Columbia University Press has recently published the final book by JaHyun Kim Haboush (1940-2011), who was a WEAI faculty member and the King Sejong Professor of Korean Studies at Columbia University.
Titled The Great East Asian War and the Birth of the Korean Nation, Haboush’s book explores the Imjin War (1592–1598), which was a grueling conflict that wreaked havoc on the towns and villages of the Korean Peninsula. The involvement of Chinese, Japanese, and Korean forces, not to mention the regional scope of the war, was the largest the world had seen, and the memory dominated East Asian memory until World War II. Despite massive regional realignments, Korea’s Chosôn Dynasty endured, but within its polity a new, national discourse began to emerge. By documenting this phenomenon, Haboush offers a compelling counternarrative to Western historiography, which ties Korea’s idea of nation to the imported ideologies of modern colonialism. She instead elevates the formative role of the conflicts that defined the second half of the Chosôn Dynasty, which had transfigured the geopolitics of East Asia and introduced a national narrative key to Korea’s survival. Re-creating the cultural and political passions that bound Chosôn society together during this period, Haboush reclaims the root story of solidarity that helped Korea thrive well into the modern era.
Read more about the book here.
The book was edited by Haboush’s husband, William J. Haboush, and her former graduate student, Jisoo M. Kim.

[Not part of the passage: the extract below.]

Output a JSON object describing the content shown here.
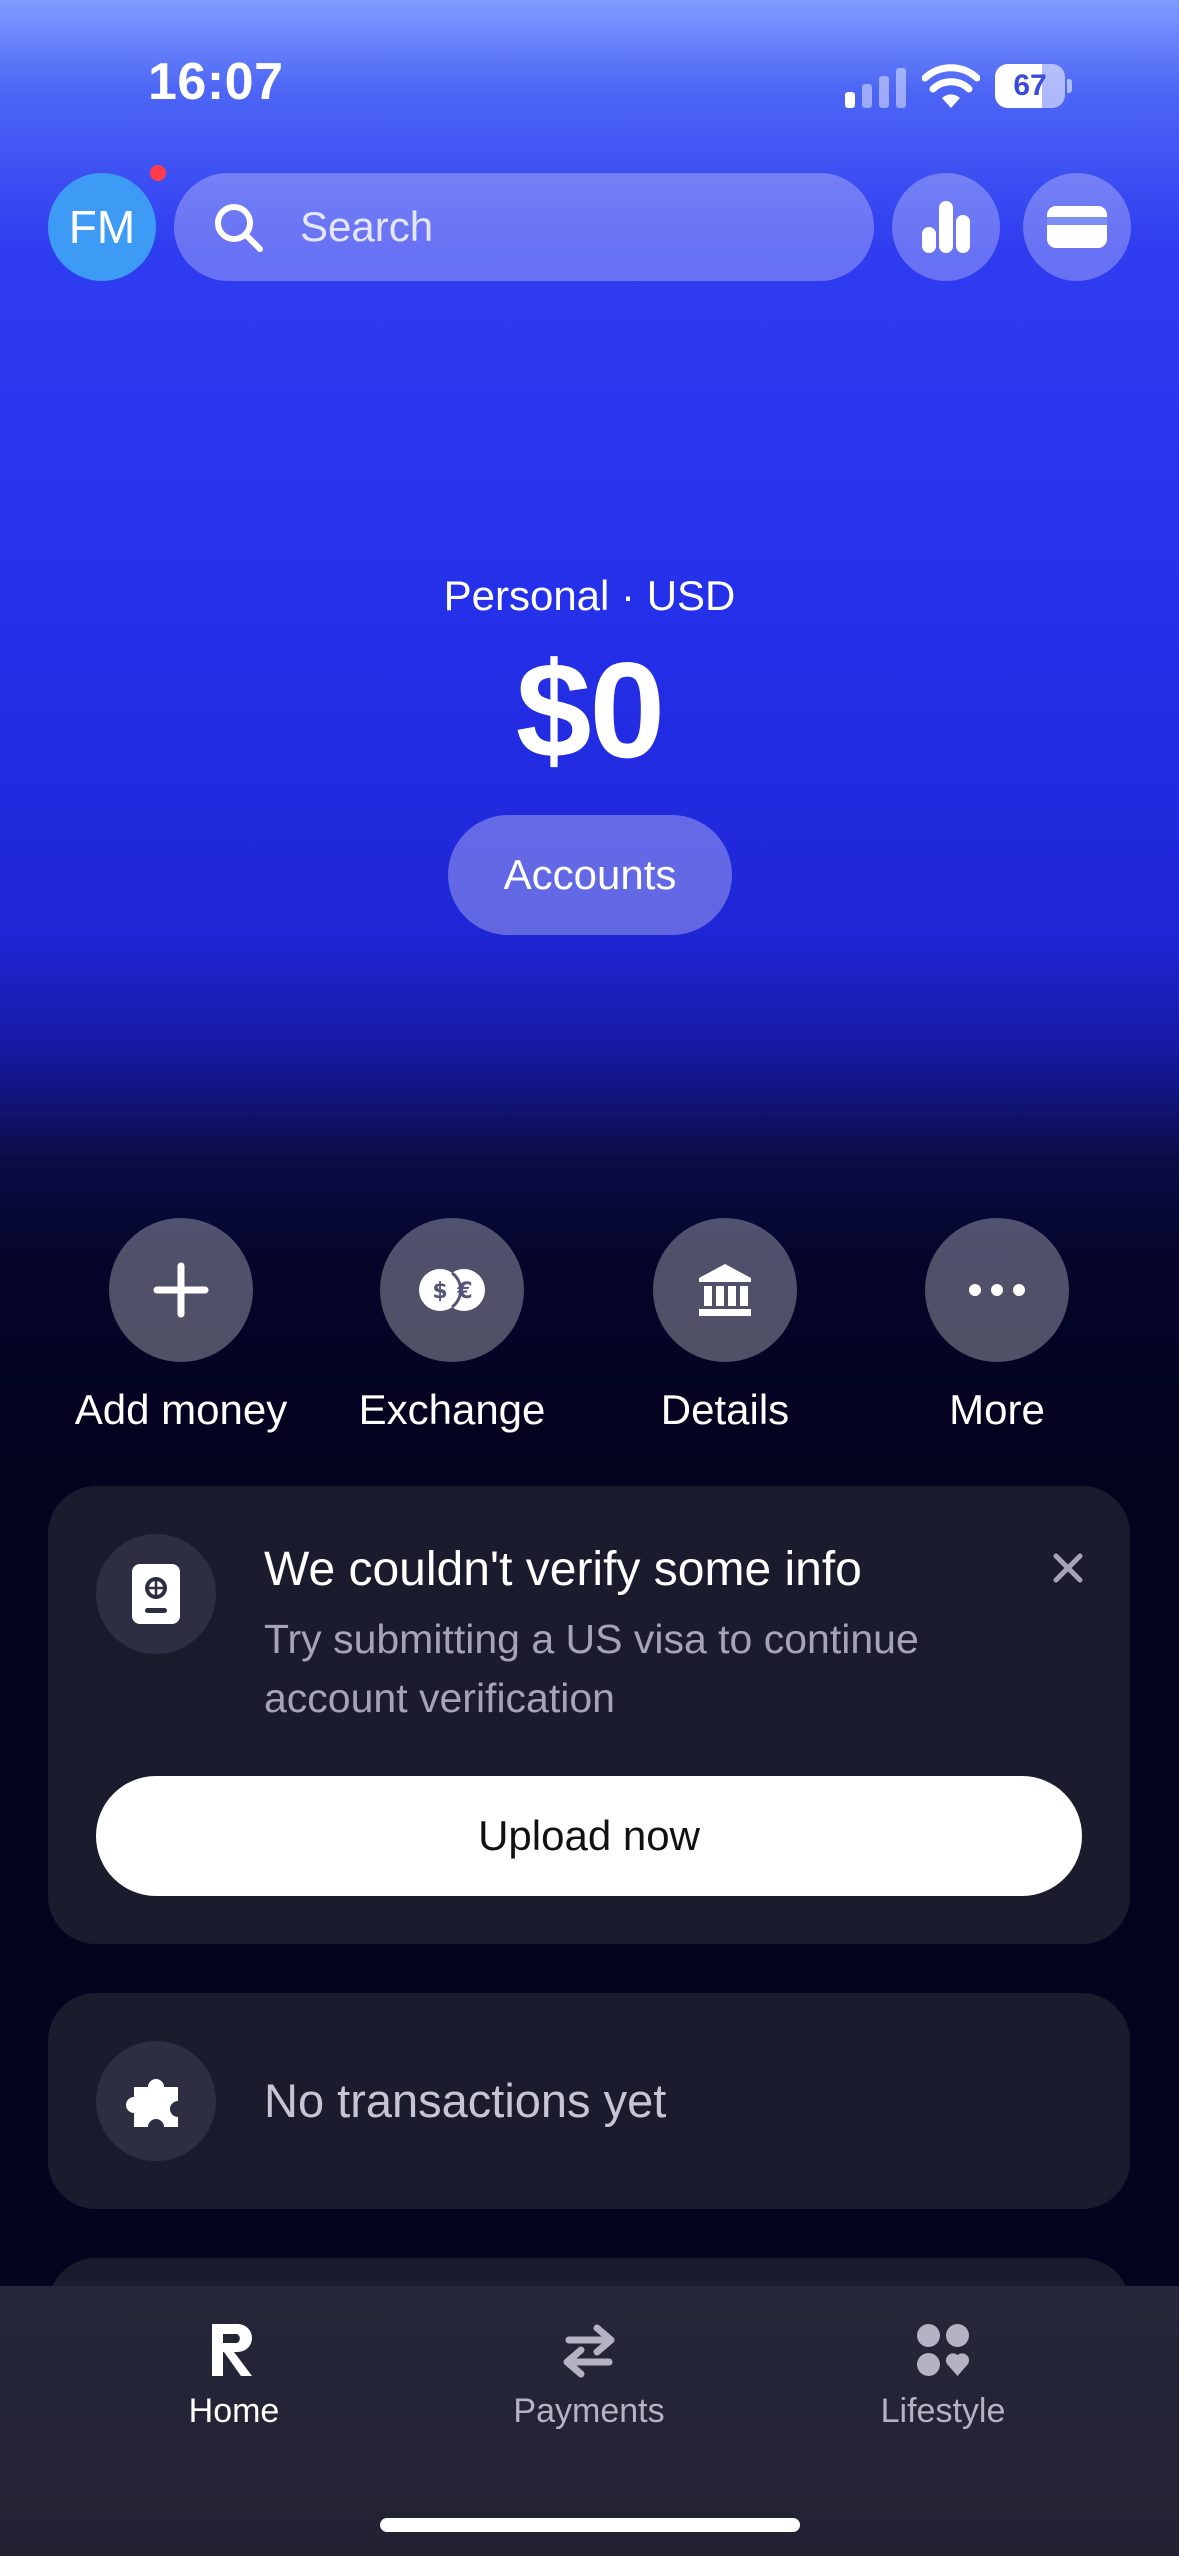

“This singular book can be savored on many levels. The lover of fiction will find high dramas of alien invasions and sacked homes, replete with blood and valor worthy of Hollywood. The scholar—of East Asia or elsewhere—will be challenged to rethink the relationship between the nation, language, and modernity. It saddens me that there will be no more books by the incomparable JaHyun Kim Haboush after this one.”